Жандр, боязливый от природы, затрясся, посинел.
— Бежать надо, сказать его высочеству!.. — а сам ни с места.
Но и Любовицкий вдруг остановился на полпути. Бледный, облитый кровью показался в покое лакей.
— Спасайте его высочество… Убийцы пришли…
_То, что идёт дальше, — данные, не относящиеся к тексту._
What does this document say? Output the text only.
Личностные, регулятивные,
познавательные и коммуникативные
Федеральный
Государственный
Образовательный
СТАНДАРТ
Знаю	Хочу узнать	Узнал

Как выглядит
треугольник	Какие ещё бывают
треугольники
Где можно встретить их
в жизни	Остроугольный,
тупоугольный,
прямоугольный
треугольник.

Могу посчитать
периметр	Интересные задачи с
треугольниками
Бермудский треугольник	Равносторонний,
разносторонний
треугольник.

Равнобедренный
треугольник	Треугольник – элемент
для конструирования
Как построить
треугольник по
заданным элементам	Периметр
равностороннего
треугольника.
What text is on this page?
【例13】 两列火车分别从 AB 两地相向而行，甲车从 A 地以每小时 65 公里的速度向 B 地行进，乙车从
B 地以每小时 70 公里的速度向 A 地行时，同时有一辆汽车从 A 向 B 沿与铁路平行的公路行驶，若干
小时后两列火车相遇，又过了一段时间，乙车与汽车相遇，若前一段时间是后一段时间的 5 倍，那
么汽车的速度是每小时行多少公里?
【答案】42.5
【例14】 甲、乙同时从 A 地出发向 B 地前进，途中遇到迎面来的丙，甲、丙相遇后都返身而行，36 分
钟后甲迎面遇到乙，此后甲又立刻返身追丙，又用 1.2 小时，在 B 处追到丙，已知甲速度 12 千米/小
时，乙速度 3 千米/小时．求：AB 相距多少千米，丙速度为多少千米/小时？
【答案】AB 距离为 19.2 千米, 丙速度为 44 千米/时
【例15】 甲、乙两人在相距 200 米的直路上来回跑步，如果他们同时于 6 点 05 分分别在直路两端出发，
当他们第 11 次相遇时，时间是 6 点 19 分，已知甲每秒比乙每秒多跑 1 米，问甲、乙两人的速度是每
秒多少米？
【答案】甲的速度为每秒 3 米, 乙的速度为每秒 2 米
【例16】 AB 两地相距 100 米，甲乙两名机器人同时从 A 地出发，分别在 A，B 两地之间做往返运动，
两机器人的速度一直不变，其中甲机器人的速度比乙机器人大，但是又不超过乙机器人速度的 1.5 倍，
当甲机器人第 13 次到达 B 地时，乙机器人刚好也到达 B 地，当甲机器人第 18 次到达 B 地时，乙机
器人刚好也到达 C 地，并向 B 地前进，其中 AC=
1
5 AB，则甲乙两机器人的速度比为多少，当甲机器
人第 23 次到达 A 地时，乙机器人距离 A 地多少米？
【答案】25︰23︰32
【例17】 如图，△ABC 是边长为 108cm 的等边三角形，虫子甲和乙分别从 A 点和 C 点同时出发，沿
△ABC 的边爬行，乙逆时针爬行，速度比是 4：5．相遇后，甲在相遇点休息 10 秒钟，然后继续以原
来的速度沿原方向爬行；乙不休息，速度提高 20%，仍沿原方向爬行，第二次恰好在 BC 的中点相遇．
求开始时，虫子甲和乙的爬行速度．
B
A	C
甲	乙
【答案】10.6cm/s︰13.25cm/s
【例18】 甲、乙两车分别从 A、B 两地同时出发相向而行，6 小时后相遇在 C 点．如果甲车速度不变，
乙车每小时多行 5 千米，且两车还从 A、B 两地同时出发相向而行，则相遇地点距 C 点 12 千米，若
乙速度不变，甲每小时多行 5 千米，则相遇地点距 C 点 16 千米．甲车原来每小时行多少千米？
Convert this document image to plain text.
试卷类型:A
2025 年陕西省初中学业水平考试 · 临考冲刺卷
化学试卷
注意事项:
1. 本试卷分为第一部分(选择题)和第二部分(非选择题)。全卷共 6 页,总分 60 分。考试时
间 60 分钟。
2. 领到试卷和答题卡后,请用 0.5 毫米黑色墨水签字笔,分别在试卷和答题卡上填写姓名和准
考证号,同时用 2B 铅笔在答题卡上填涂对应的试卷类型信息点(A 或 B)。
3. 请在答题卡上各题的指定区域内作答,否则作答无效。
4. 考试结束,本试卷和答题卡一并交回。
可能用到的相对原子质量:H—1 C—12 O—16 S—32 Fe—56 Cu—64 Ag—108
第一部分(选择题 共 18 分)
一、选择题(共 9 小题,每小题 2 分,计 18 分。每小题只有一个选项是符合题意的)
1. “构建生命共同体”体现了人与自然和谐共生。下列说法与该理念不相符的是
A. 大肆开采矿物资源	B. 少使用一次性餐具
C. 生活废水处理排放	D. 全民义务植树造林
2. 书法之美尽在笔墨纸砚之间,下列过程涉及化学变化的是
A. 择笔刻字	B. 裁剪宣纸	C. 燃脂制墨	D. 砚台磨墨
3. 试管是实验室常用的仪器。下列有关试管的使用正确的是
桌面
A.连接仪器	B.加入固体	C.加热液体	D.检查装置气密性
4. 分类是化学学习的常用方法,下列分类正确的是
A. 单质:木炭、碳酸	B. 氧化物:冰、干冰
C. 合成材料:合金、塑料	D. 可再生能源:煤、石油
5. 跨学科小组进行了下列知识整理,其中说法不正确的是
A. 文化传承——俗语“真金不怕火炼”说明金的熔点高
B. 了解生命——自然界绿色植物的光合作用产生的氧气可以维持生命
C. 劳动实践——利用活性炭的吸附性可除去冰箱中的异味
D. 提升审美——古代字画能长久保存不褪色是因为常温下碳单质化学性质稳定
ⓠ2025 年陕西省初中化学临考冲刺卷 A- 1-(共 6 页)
Сказал и грохнулся на пол.
Жандра сразу не стало в покое. Он вспомнил, что есть отсюда выход к внутренним комнатам, и бросился туда, чтобы уйти через сад из этого места, такого тихого, вдруг ставшего ареной убийств и гибели…
Любовицкий не растерялся, как его сотоварищ.
В соседней комнате уже слышен был топот десятка ног… неслись угрожающие крики… Но Любовицкий захлопнул дверь, щелкнул замком и кинулся по длинному коридору прямо туда, к кабинету, где спит Константин.
Вот он миновал коридор. Бледный стоит у двери в кабинет камердинер Фризе, не знает, что делать…
— Что
— Да, да, скорее! — задыхаясь от бега и волнения, говорит Любовицкий. — Надо бежать… надо!
Вдруг распахнулась тяжелая дубовая дверь кабинета, на пороге появился Константин, заспанный, еще не пришедший в себя. Шум нарушил даже тот глубокий, "сладчайший" сон, каким обычно спал в эту пору цесаревич.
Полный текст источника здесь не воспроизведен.